Господи, о каких ничтожествах приходится думать, когда живешь под их железной властью! Ну Ленина-то ничтожеством никак не назовешь, хотя, когда возносят его гений как мыслителя, это просто смешно: кроме argumentum ad hominem, этот философ никакими правилами логики не владел, знаем-с, читали. Но воля, но тончайшее владение исторической конъюнктурой – нет, этого не отнимешь. Великий был прохвост. Троцкому в уме и воле тоже не откажешь, лишь однажды в Одессе Фелицианов слышал его речь, и вот ведь что странно: пока слушал, полностью верил этому демагогу, он как-то умело парализовал естественный скепсис. О Сталине в те годы, кстати сказать, никто и не слыхивал. Только в двадцать втором, когда Жорж вернулся в Москву, исподволь стало подниматься это имя из второго ряда революционеров. Он был затерян, как некий генерал Бонапарт в Директории. Не каждый француз знал, что его Наполеоном зовут. Ничего, узнали!
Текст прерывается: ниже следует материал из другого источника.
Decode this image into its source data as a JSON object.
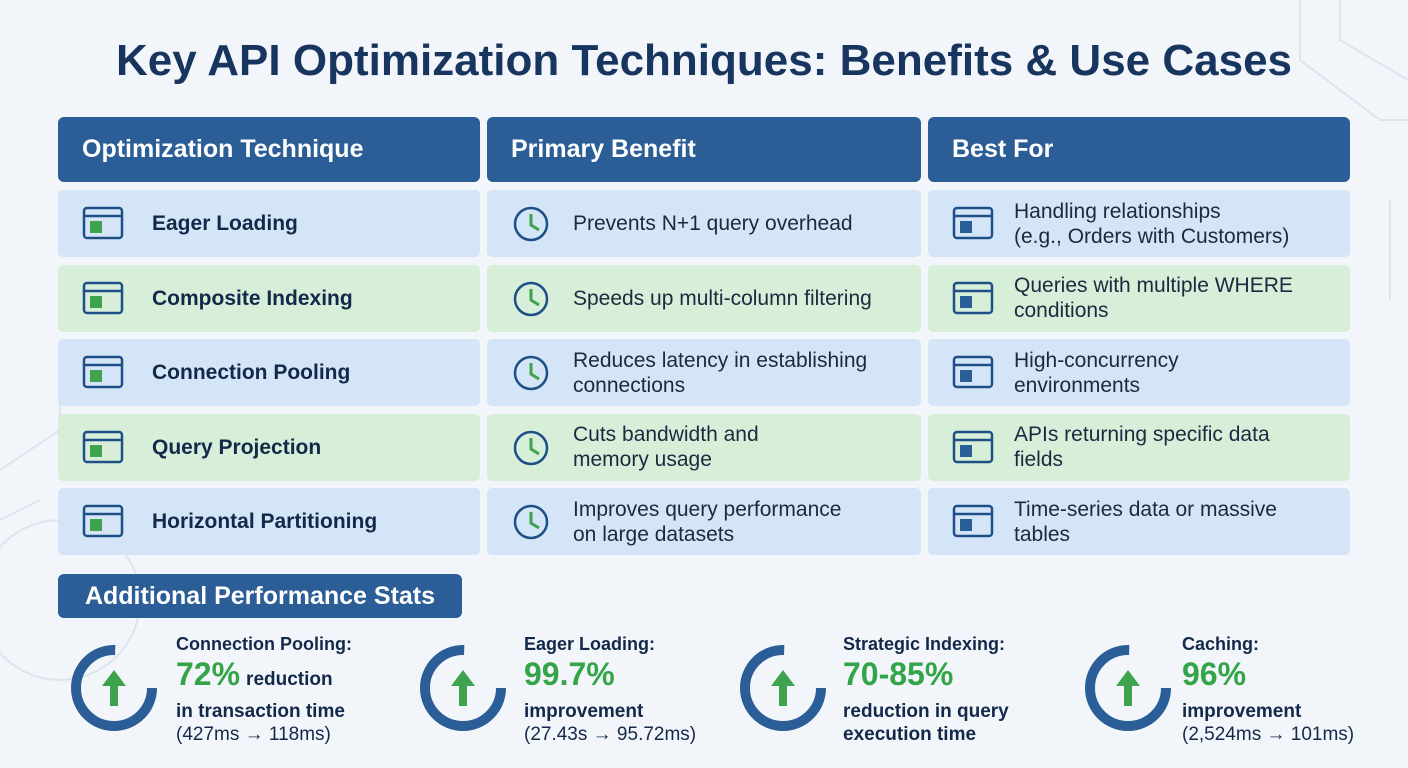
{
  "title": "Key API Optimization Techniques: Benefits & Use Cases",
  "table": {
    "headers": [
      "Optimization Technique",
      "Primary Benefit",
      "Best For"
    ],
    "rows": [
      {
        "technique": "Eager Loading",
        "benefit": [
          "Prevents N+1 query overhead"
        ],
        "best_for": [
          "Handling relationships",
          "(e.g., Orders with Customers)"
        ]
      },
      {
        "technique": "Composite Indexing",
        "benefit": [
          "Speeds up multi-column filtering"
        ],
        "best_for": [
          "Queries with multiple WHERE",
          "conditions"
        ]
      },
      {
        "technique": "Connection Pooling",
        "benefit": [
          "Reduces latency in establishing",
          "connections"
        ],
        "best_for": [
          "High-concurrency",
          "environments"
        ]
      },
      {
        "technique": "Query Projection",
        "benefit": [
          "Cuts bandwidth and",
          "memory usage"
        ],
        "best_for": [
          "APIs returning specific data",
          "fields"
        ]
      },
      {
        "technique": "Horizontal Partitioning",
        "benefit": [
          "Improves query performance",
          "on large datasets"
        ],
        "best_for": [
          "Time-series data or massive",
          "tables"
        ]
      }
    ]
  },
  "stats": {
    "title": "Additional Performance Stats",
    "items": [
      {
        "label": "Connection Pooling:",
        "value": "72%",
        "value_suffix": "reduction",
        "lines": [
          "in transaction time"
        ],
        "detail": "(427ms → 118ms)"
      },
      {
        "label": "Eager Loading:",
        "value": "99.7%",
        "lines": [
          "improvement"
        ],
        "detail": "(27.43s → 95.72ms)"
      },
      {
        "label": "Strategic Indexing:",
        "value": "70-85%",
        "lines": [
          "reduction in query",
          "execution time"
        ]
      },
      {
        "label": "Caching:",
        "value": "96%",
        "lines": [
          "improvement"
        ],
        "detail": "(2,524ms → 101ms)"
      }
    ]
  }
}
Этот Сталин инстинктом чувствует толпу, ее потребность сорвать досаду на первом же попавшем под горячую руку, и он умело направляет эту горячую руку. О, нас еще много сюрпризов ожидает впереди.
И где искать тихий угол?
Тихий угол нашелся сам.
Злые языки рассказывали, будто на приеме в честь высокого турецкого гостя, чуть ли не президента, завершившемся балом, объявили белый танец, и супруга знатного турка пригласила на вальс Ворошилова. А наш легендарный красный генерал осрамился на весь свет, сославшись на старые раны: луганский слесарь, оказывается, умел только вприсядку. Тут же всем воинским училищам вменили в обязанность обучать будущих красных командиров вальсу, танго, фокстроту и чарльстону. Хорошо б и шимми. Да вот беда, в гражданскую всех учителей столь тонкой премудрости в расход пустили.